Shuai-Ping Gao, Kang-Di Hu, Lan-Ying Hu, Yan-Hong Li, Yi Han, Hui-Li Wang, Kai Lv, Yong-Sheng Liu, and Hua Zhang
Hydrogen sulfide (H2S) was recently recognized as an endogenous gaseous molecule involved in seed germination, root organogenesis, abiotic stress tolerance, guard cell movement, and delay of senescence in plants. In the present study, we show that H2S participates in the regulation of postharvest ripening and senescence in fresh-cut kiwifruit, Actinidia deliciosa. Fumigation of fresh-cut kiwifruit with the H2S donor sodium hydrosulfide (NaHS) solution prolonged kiwifruit storage time and alleviated senescence and tissue softening in a dose-dependent manner at an optimal concentration of 1.0 mmol·L−1 NaHS. H2S treatment maintained higher levels of reducing sugars, soluble proteins, free amino acids, ascorbate, and chlorophyll and lowered carotenoid levels.

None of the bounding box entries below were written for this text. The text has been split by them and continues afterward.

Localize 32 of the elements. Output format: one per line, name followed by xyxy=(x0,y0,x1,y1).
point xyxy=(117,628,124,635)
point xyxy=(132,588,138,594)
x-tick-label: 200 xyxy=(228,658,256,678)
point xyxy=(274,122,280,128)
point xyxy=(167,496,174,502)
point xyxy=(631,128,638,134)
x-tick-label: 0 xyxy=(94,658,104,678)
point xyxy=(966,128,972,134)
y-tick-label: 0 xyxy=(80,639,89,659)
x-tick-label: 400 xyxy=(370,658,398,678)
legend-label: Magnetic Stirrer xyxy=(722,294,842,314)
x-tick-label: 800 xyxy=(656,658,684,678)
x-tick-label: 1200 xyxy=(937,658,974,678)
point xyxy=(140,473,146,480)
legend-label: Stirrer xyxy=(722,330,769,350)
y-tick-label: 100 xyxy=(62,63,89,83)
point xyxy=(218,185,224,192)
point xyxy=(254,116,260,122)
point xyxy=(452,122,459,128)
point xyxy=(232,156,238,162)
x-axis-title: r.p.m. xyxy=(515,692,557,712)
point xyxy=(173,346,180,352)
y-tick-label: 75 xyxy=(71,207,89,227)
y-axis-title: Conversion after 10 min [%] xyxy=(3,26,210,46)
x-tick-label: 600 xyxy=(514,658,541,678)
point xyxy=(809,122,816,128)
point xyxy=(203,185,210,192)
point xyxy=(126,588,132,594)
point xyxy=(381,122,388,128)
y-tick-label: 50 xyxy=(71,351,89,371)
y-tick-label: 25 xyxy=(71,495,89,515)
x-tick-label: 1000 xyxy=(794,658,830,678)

H2S treatment also significantly decreased the contents of malondialdehyde (MDA), hydrogen peroxide (H2O2) and superoxide anion (•O2 −) during fruit storage compared with water controls. Furthermore, the activities of guaiacol peroxidase (POD), catalase (CAT), ascorbate peroxidase (APX), and glutathione reductase (GR) were increased by H2S treatment, whereas the activity of lipoxygenase (LOX) was decreased compared with untreated controls. Taken together, these results suggest that H2S is involved in prolonging postharvest shelf life and plays an antioxidative role in fresh-cut kiwifruit.